Le président de Chypre est élu au suffrage universel selon un système à deux tours, similaire au modèle français ; si aucun candidat ne recueille plus de 50 % des voix au premier tour, un second tour est organisé entre les deux premiers candidats. Cette élection marque la fin des deux mandats du président conservateur sortant, Níkos Anastasiádis (DISY, centre-droit).

  • Tensions Nord-Sud. La campagne électorale a été dominée par des questions de corruption, l’inflation (7,9 % en décembre 2022 en glissement annuel), l’immigration irrégulière et l’impasse du processus de paix avec la partie Nord de l’île. Les négociations de paix entre les deux communautés sont au point mort depuis l’échec du plan de paix Annan, rejeté en 2004 à 76 % par la communauté grecque de Chypre. La victoire d’Ersin Tatar, personnalité turque en faveur de la partition de l’île, au poste de président dans l’entité séparatiste en 2022, porte un coup supplémentaire aux efforts de réunification.

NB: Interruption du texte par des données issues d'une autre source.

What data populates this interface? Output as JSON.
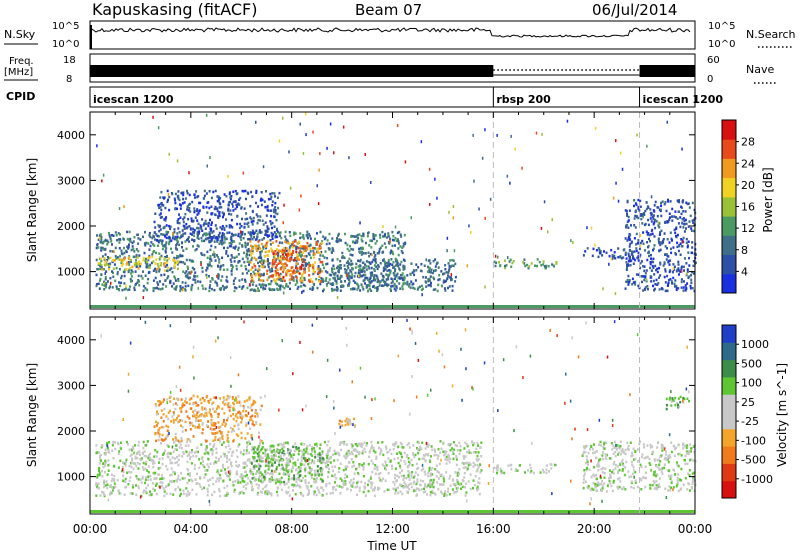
{
  "header": {
    "station": "Kapuskasing (fitACF)",
    "beam": "Beam 07",
    "date": "06/Jul/2014"
  },
  "top_panels": {
    "nsky_label": "N.Sky",
    "nsearch_label": "N.Search",
    "noise_ticks": [
      "10^5",
      "10^0"
    ],
    "freq_label": "Freq.",
    "freq_unit": "[MHz]",
    "freq_ticks": [
      "18",
      "8"
    ],
    "nave_label": "Nave",
    "nave_ticks": [
      "60",
      "0"
    ],
    "cpid_label": "CPID",
    "cpid_segments": [
      {
        "label": "icescan 1200",
        "start_h": 0,
        "end_h": 16
      },
      {
        "label": "rbsp 200",
        "start_h": 16,
        "end_h": 21.8
      },
      {
        "label": "icescan 1200",
        "start_h": 21.8,
        "end_h": 24
      }
    ],
    "cpid_boundaries_h": [
      16,
      21.8
    ]
  },
  "chart_data": [
    {
      "type": "heatmap",
      "panel": "power",
      "xlabel": "",
      "ylabel": "Slant Range [km]",
      "xlim": [
        0,
        24
      ],
      "ylim": [
        180,
        4500
      ],
      "yticks": [
        1000,
        2000,
        3000,
        4000
      ],
      "colorbar": {
        "label": "Power [dB]",
        "ticks": [
          "4",
          "8",
          "12",
          "16",
          "20",
          "24",
          "28"
        ],
        "colors": [
          "#1a2fe0",
          "#2d4fa6",
          "#3f6f86",
          "#4b9a63",
          "#9ac038",
          "#f0d322",
          "#f09a20",
          "#e84a1c",
          "#d81010"
        ]
      },
      "regions": [
        {
          "start_h": 0.2,
          "end_h": 12.5,
          "r_min": 600,
          "r_max": 1900,
          "level": 2
        },
        {
          "start_h": 0.3,
          "end_h": 3.5,
          "r_min": 1050,
          "r_max": 1350,
          "level": 5
        },
        {
          "start_h": 2.5,
          "end_h": 7.5,
          "r_min": 1700,
          "r_max": 2800,
          "level": 1
        },
        {
          "start_h": 6.3,
          "end_h": 9.2,
          "r_min": 800,
          "r_max": 1700,
          "level": 6
        },
        {
          "start_h": 7.2,
          "end_h": 8.5,
          "r_min": 900,
          "r_max": 1500,
          "level": 7
        },
        {
          "start_h": 9.5,
          "end_h": 14.5,
          "r_min": 600,
          "r_max": 1300,
          "level": 2
        },
        {
          "start_h": 16.0,
          "end_h": 18.5,
          "r_min": 1100,
          "r_max": 1300,
          "level": 3
        },
        {
          "start_h": 19.5,
          "end_h": 21.8,
          "r_min": 1300,
          "r_max": 1550,
          "level": 1
        },
        {
          "start_h": 21.2,
          "end_h": 24,
          "r_min": 600,
          "r_max": 2600,
          "level": 1
        }
      ]
    },
    {
      "type": "heatmap",
      "panel": "velocity",
      "xlabel": "Time UT",
      "ylabel": "Slant Range [km]",
      "xlim": [
        0,
        24
      ],
      "ylim": [
        180,
        4500
      ],
      "yticks": [
        1000,
        2000,
        3000,
        4000
      ],
      "xticks": [
        "00:00",
        "04:00",
        "08:00",
        "12:00",
        "16:00",
        "20:00",
        "00:00"
      ],
      "colorbar": {
        "label": "Velocity [m s^-1]",
        "ticks": [
          "1000",
          "500",
          "100",
          "25",
          "-25",
          "-100",
          "-500",
          "-1000"
        ],
        "colors": [
          "#1f3fc8",
          "#2f6a8a",
          "#3c8c4a",
          "#5dc632",
          "#c8c8c8",
          "#c8c8c8",
          "#f2a52a",
          "#f07a1c",
          "#e03a14",
          "#d81010"
        ]
      },
      "regions": [
        {
          "start_h": 0.2,
          "end_h": 15.5,
          "r_min": 600,
          "r_max": 1800,
          "level": 4
        },
        {
          "start_h": 2.5,
          "end_h": 6.8,
          "r_min": 1800,
          "r_max": 2800,
          "level": 6
        },
        {
          "start_h": 6.3,
          "end_h": 9.2,
          "r_min": 900,
          "r_max": 1700,
          "level": 3
        },
        {
          "start_h": 9.8,
          "end_h": 10.5,
          "r_min": 2100,
          "r_max": 2300,
          "level": 6
        },
        {
          "start_h": 16.0,
          "end_h": 18.5,
          "r_min": 1100,
          "r_max": 1300,
          "level": 4
        },
        {
          "start_h": 19.5,
          "end_h": 24,
          "r_min": 700,
          "r_max": 1800,
          "level": 4
        },
        {
          "start_h": 22.8,
          "end_h": 23.8,
          "r_min": 2500,
          "r_max": 2800,
          "level": 3
        }
      ]
    }
  ]
}
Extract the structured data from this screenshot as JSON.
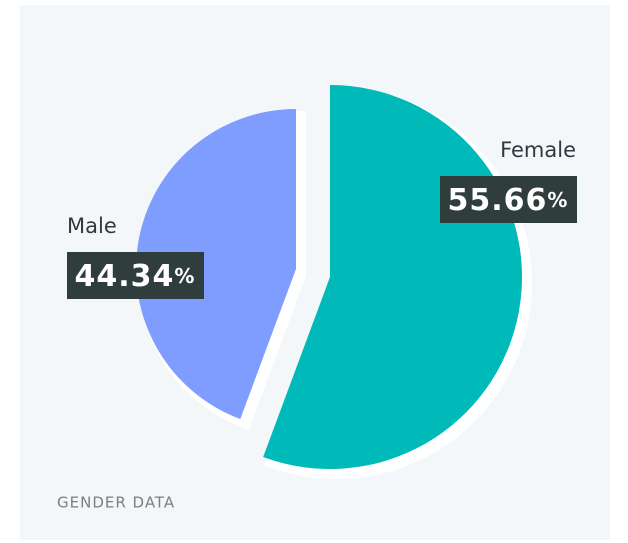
{
  "chart_data": {
    "type": "pie",
    "caption": "GENDER DATA",
    "categories": [
      "Female",
      "Male"
    ],
    "values": [
      55.66,
      44.34
    ],
    "value_labels": [
      "55.66%",
      "44.34%"
    ],
    "colors": [
      "#00b9b9",
      "#7f9dff"
    ]
  }
}
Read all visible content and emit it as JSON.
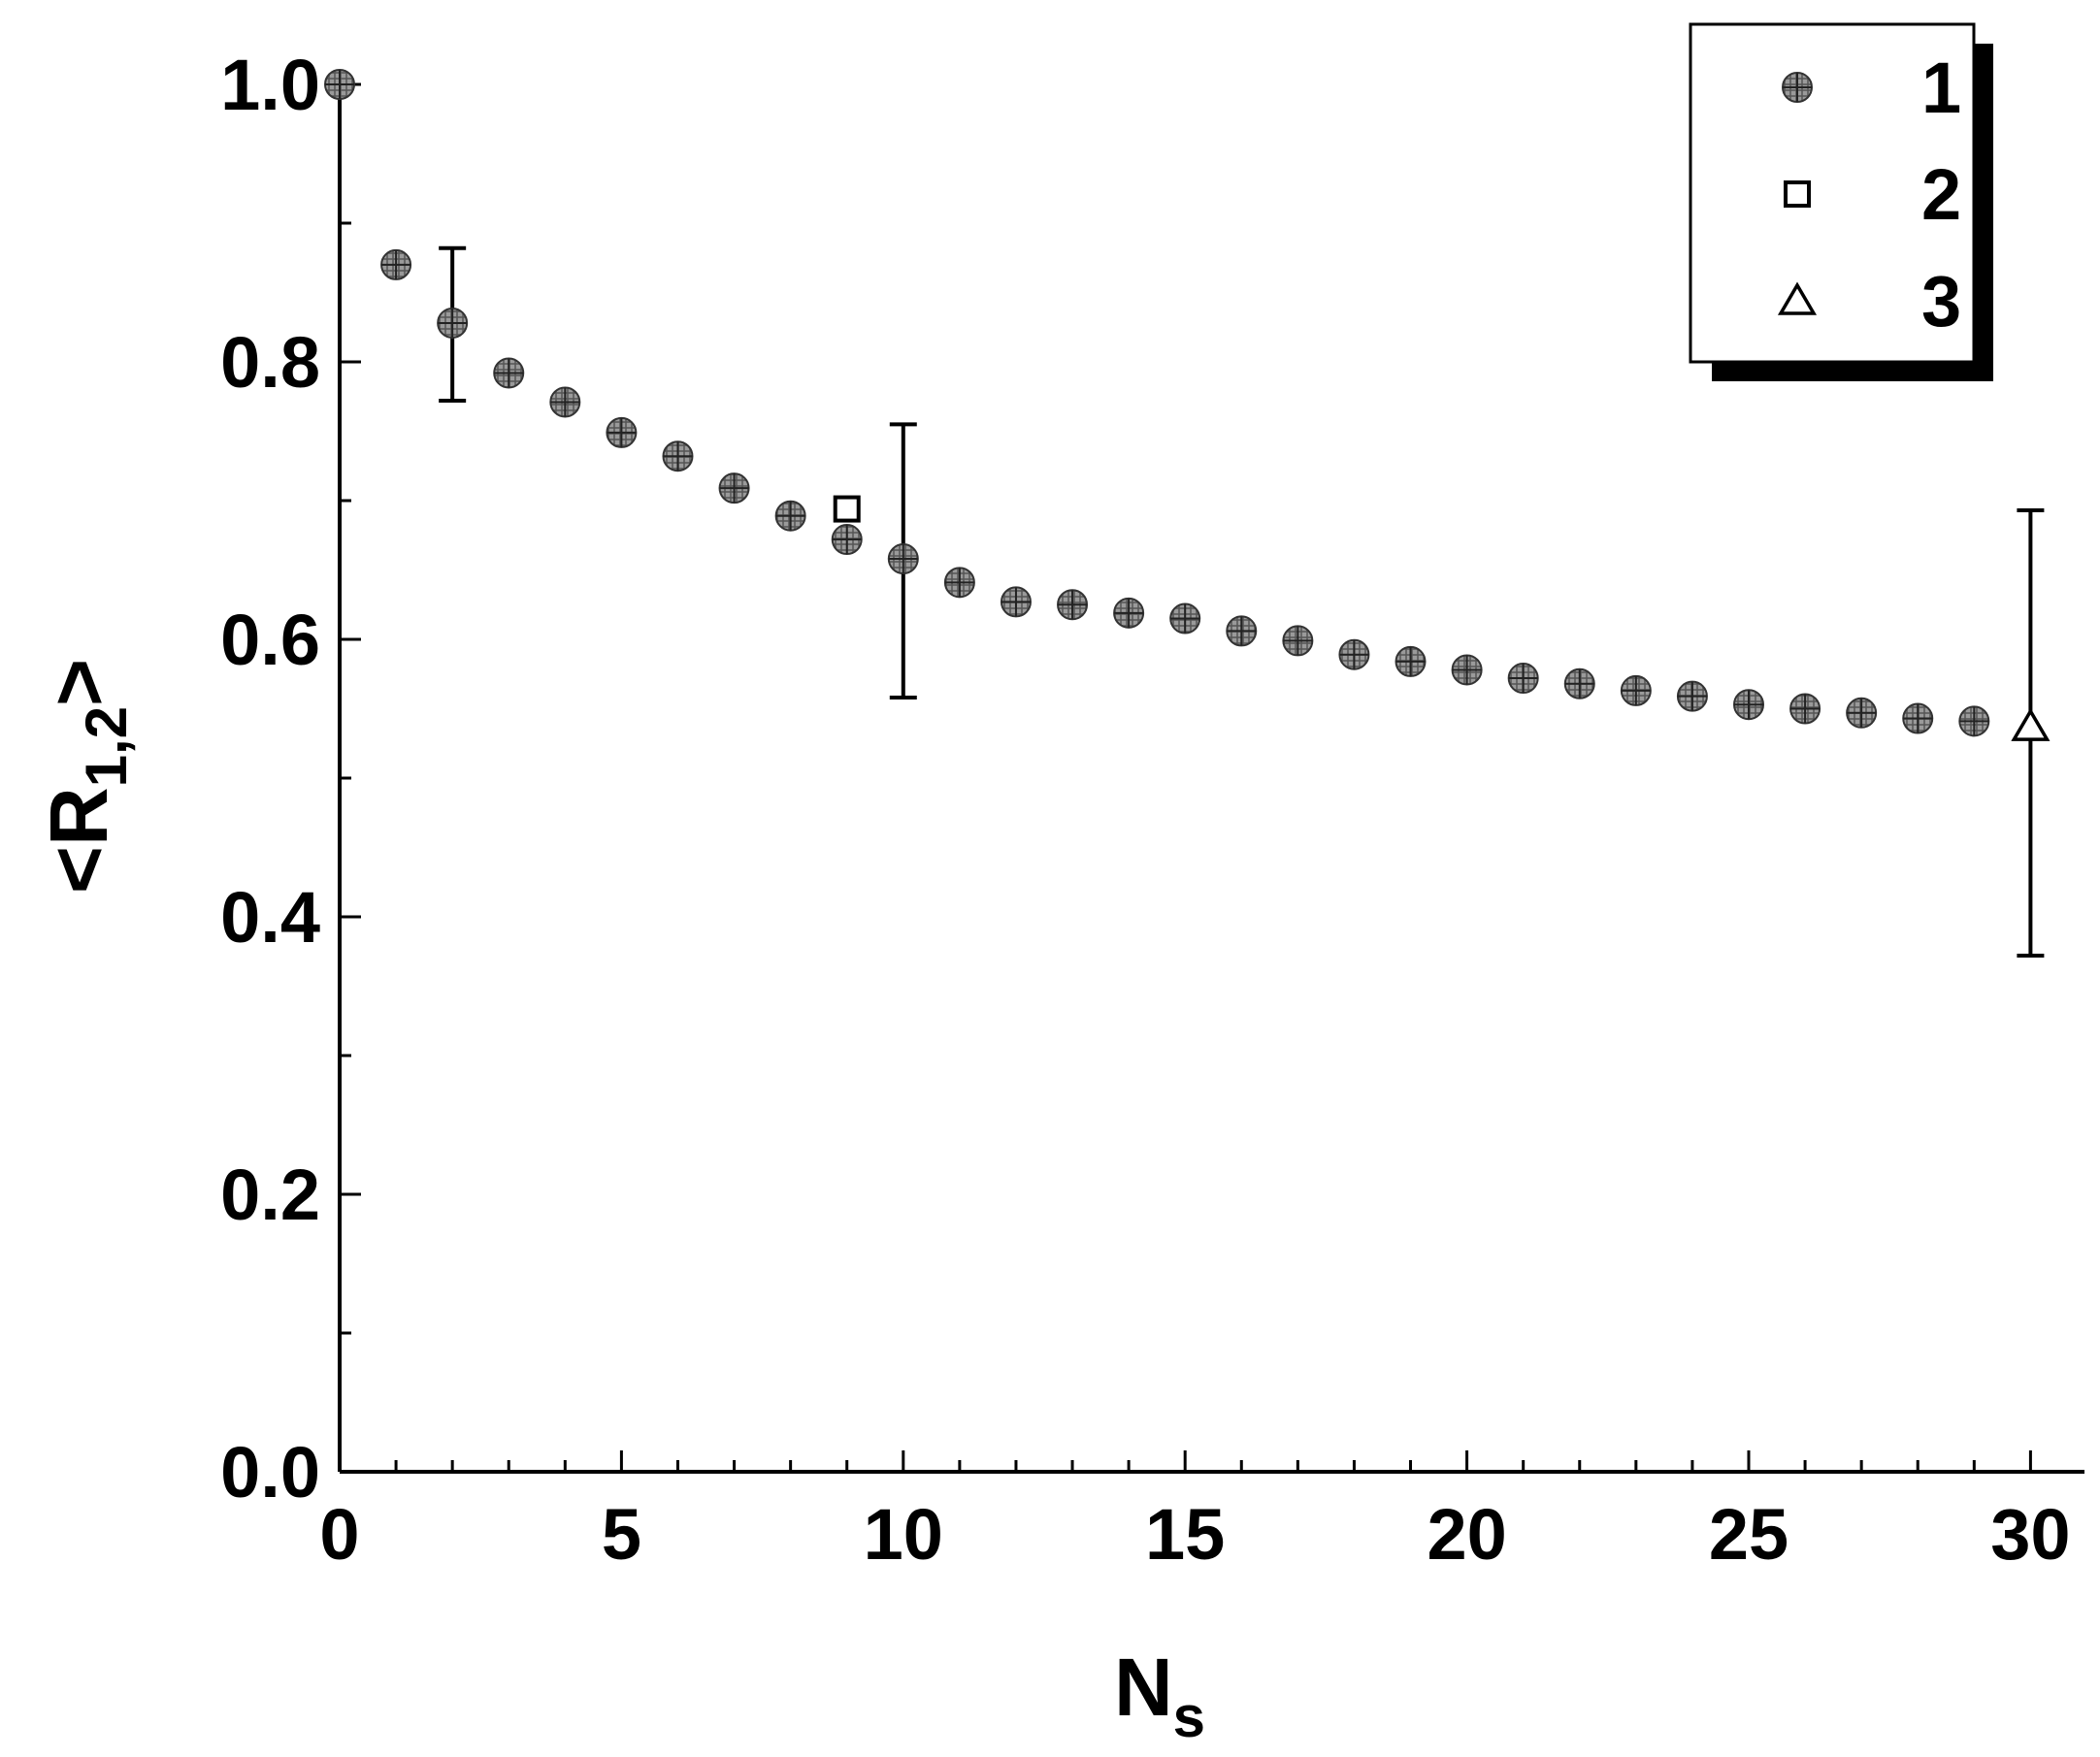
{
  "chart_data": {
    "type": "scatter",
    "xlabel": {
      "main": "N",
      "sub": "s"
    },
    "ylabel": {
      "prefix": "<R",
      "sub": "1,2",
      "suffix": ">"
    },
    "xlim": [
      0,
      31
    ],
    "ylim": [
      0,
      1.0
    ],
    "x_ticks": [
      "0",
      "5",
      "10",
      "15",
      "20",
      "25",
      "30"
    ],
    "y_ticks": [
      "0.0",
      "0.2",
      "0.4",
      "0.6",
      "0.8",
      "1.0"
    ],
    "grid": false,
    "legend": {
      "position": "top-right",
      "entries": [
        {
          "label": "1",
          "marker": "filled-circle"
        },
        {
          "label": "2",
          "marker": "open-square"
        },
        {
          "label": "3",
          "marker": "open-triangle"
        }
      ]
    },
    "series": [
      {
        "name": "1",
        "marker": "filled-circle",
        "x": [
          0,
          1,
          2,
          3,
          4,
          5,
          6,
          7,
          8,
          9,
          10,
          11,
          12,
          13,
          14,
          15,
          16,
          17,
          18,
          19,
          20,
          21,
          22,
          23,
          24,
          25,
          26,
          27,
          28,
          29
        ],
        "y": [
          1.0,
          0.87,
          0.828,
          0.792,
          0.771,
          0.749,
          0.732,
          0.709,
          0.689,
          0.672,
          0.658,
          0.641,
          0.627,
          0.625,
          0.619,
          0.615,
          0.606,
          0.599,
          0.589,
          0.584,
          0.578,
          0.572,
          0.568,
          0.563,
          0.559,
          0.553,
          0.55,
          0.547,
          0.543,
          0.541
        ]
      },
      {
        "name": "2",
        "marker": "open-square",
        "x": [
          9
        ],
        "y": [
          0.694
        ]
      },
      {
        "name": "3",
        "marker": "open-triangle",
        "x": [
          30
        ],
        "y": [
          0.537
        ]
      }
    ],
    "error_bars": [
      {
        "x": 2,
        "low": 0.772,
        "high": 0.882
      },
      {
        "x": 10,
        "low": 0.558,
        "high": 0.755
      },
      {
        "x": 30,
        "low": 0.372,
        "high": 0.693
      }
    ],
    "colors": {
      "circle_fill": "#8a8a8a",
      "axis": "#000000",
      "background": "#ffffff"
    }
  }
}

  • La surperformance dAndréas Mavroyiánnis, soutenu par le parti de gauche AKEL (gauche radicale, the Left). Mavroyiánnis était considéré comme un outsider par les sondages d’opinion, crédité de seulement 20 % à 25 % des suffrages. Il se trouvait ainsi en troisième position derrière Avérof Neofýtou, le candidat officiel du parti de centre-droit DISY. Il a finalement réussi à se hisser au second tour en recueillant 29,6 % des suffrages, contre 26,1 % pour Neofytou. 
  • Le pari réussi de Khristodoulídis. Le candidat indépendant de centre-droit a été en tête des sondages tout au long de la campagne (crédité de plus de 30 % des voix), bien que sur une tendance à la baisse dans les dernières semaines. Il aura ainsi réussi à se présenter comme le candidat capable de dépasser le clivage politique pour se poser comme garant de l’unité de la Nation en réunissant plus de 32 % des voix au premier tour. Les sondages d’opinion de second tour donnent une large avance à Khristodoulídis, crédité de près de 70 % des intentions de vote. Ce dernier a réussi sa campagne en adoptant une ligne dure concernant la division du pays et en s’opposant à l’idée d’une Chypre réunifiée binationale.
  • L’échec d’Avérof Neofýtou. Avec seulement 26 % des voix, le candidat officiel du centre-droit n’a pas réussi à se qualifier au second tour. Les sondages d’opinion ont pourtant placé Khristodoulídis au second tour tout au long de la campagne. Ce dernier, qui bénéficiait du soutien de son parti, avait été publiquement soutenu par le président sortant Níkos Anastasiádis. Sa candidature a toutefois été éclipsée par celle de Khristodoulídis, qui a constamment maintenu une avance de près de 10 points dans les sondages.
  • Une poussée de l’extrême-droite ultra-nationaliste avec la surperformance de Christos Christou (ELAM). Avec 6,1 % des suffrages, le candidat d’ELAM a sur-performé par rapport aux sondages (qui le créditaient de moins de 5 %), arrivant en quatrième position. L’extrême-droite a également gagné en fréquentabilité : le candidat favori, Khristodoulídis, a refusé lors d’un débat la veille des élections d’exclure la possibilité d’unir ses forces avec n’importe quel parti — y compris avec Elam.
  • Une participation stable. Sur les 561 000 Chypriotes appelés aux urnes, plus de 400 000 se sont déplacés pour voter, soit un taux de participation de 72,05 %. La participation est stable par rapport à l’élection présidentielle de janvier 2018, où la participation avait atteint 71,88 % au premier tour et 74 % au second.